From: David Wagner (
Date: 08/18/05

Date: Thu, 18 Aug 2005 17:27:18 +0000 (UTC)

Jim Foyle wrote:
>In NSA Monograph #4, on VENONA, Robert Benson says that in 1952 Condray
>proposed attacking messages with unknown message beginnings using the work
>of the Naval cryptanalyst and mathematician, Dr. Richard Leibler.

The KL divergence is a measure of how far apart two distributions are.

>Can anybody tell me if this Divergence test, or some suitable modification
>of it, could in fact be used to tell if two messages were likely
>super-encrypted with the same one-time pad?

If there is some application of the KL Divergence to this problem,
perhaps Condray defined two distributions, argued that if they are
"close" then the two messages used the same one-time pad, and then
used KL divergence to measure "closeness". The question would be how
those distributions are defined, as a function of the observed ciphertexts
and anything else that was known to the cryptanalysts. I'd have to know
more about the system to speculate on that topic. Is a copy of the
monograph available anywhere?

Perhaps one approach might be as follows. Let D denote the distribution
obtained by xor-ing two random messages (if super-encryption is used, I use
the term "message" to denote the input to the one-time pad, i.e., the
result of the pre-encipherment). Given two ciphertexts c,c', one might
test whether c xor c' looks like it could have come from distribution D.
Notice that if c and c' were enciphered using the same one-time pad, then
c xor c' should be distributed according to D; if they were enciphered with
different one-time pads, then c xor c' should be uniform.

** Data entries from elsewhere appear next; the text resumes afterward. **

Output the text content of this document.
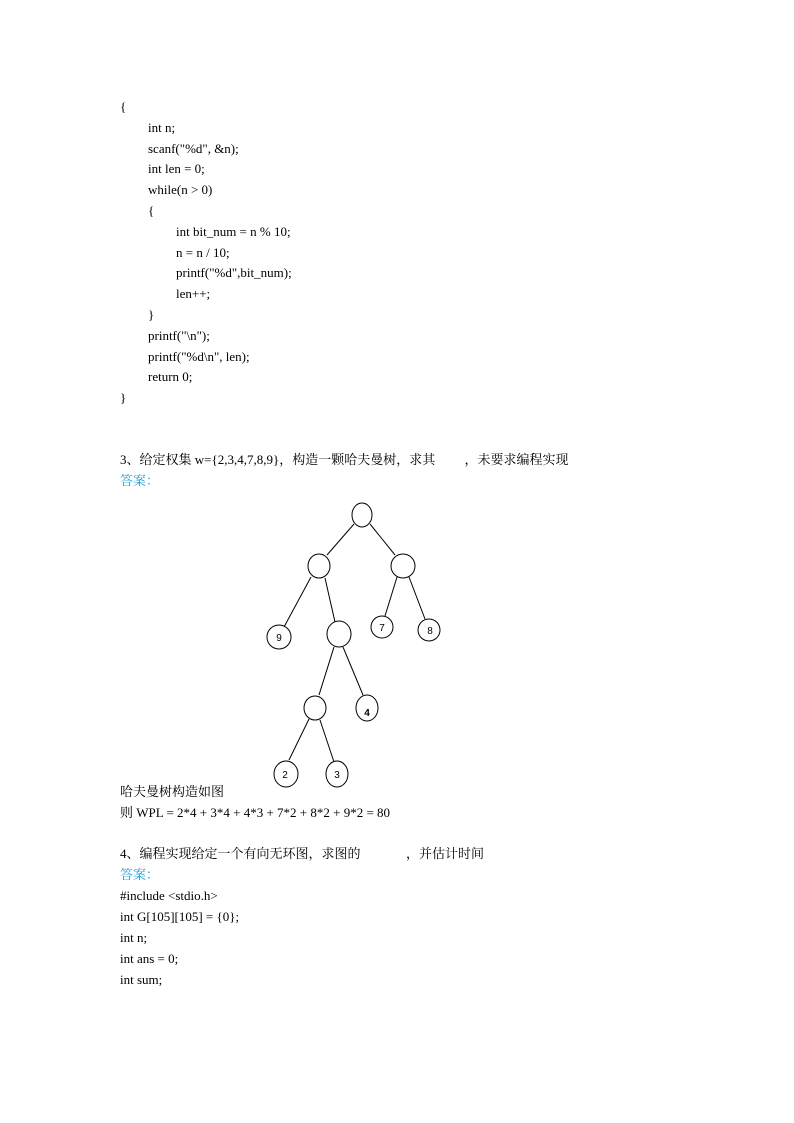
{
int n;
scanf("%d", &n);
int len = 0;
while(n > 0)
{
int bit_num = n % 10;
n = n / 10;
printf("%d",bit_num);
len++;
}
printf("\n");
printf("%d\n", len);
return 0;
}
3、给定权集 w={2,3,4,7,8,9}，构造一颗哈夫曼树，求其         ，未要求编程实现
答案：
9
7	8
4
2	3
哈夫曼树构造如图
则 WPL = 2*4 + 3*4 + 4*3 + 7*2 + 8*2 + 9*2 = 80
4、编程实现给定一个有向无环图，求图的              ，并估计时间
答案：
#include <stdio.h>
int G[105][105] = {0};
int n;
int ans = 0;
int sum;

One might apply the KL divergence as follows. Let F denote the empirical
distribution of c xor c'. For instance, if each code group of each
message is determined to be processed independently of all others (by the
pre-encipherment), then we might define F by
  F(g) = (# of times that code group g appears in c xor c') /
         (# of code groups in c xor c').
Let D_0 denote the a priori distribution on a code group of a message,
and let D denote the distribution obtained by drawing two independent
samples from D_0 and xor-ing them. Then one might use KL(D,F) as a
measure of similarity between D and F; the smaller that KL(D,F) is, the
more likely that c and c' used the same one-time pad. Or, one might
compare KL(D,F) to KL(Uniform,F), and presume that c,c' used the same
one-time pad if the former is smaller, otherwise presume that c,c' used
different pads.

These are mere speculations. I have no idea whether this kind of
approach would work, or would be optimal, let alone whether it is what
Condray had in mind.

There has been some recent discussion of KL divergence and other such
measures here on this group by Doug Gwyn.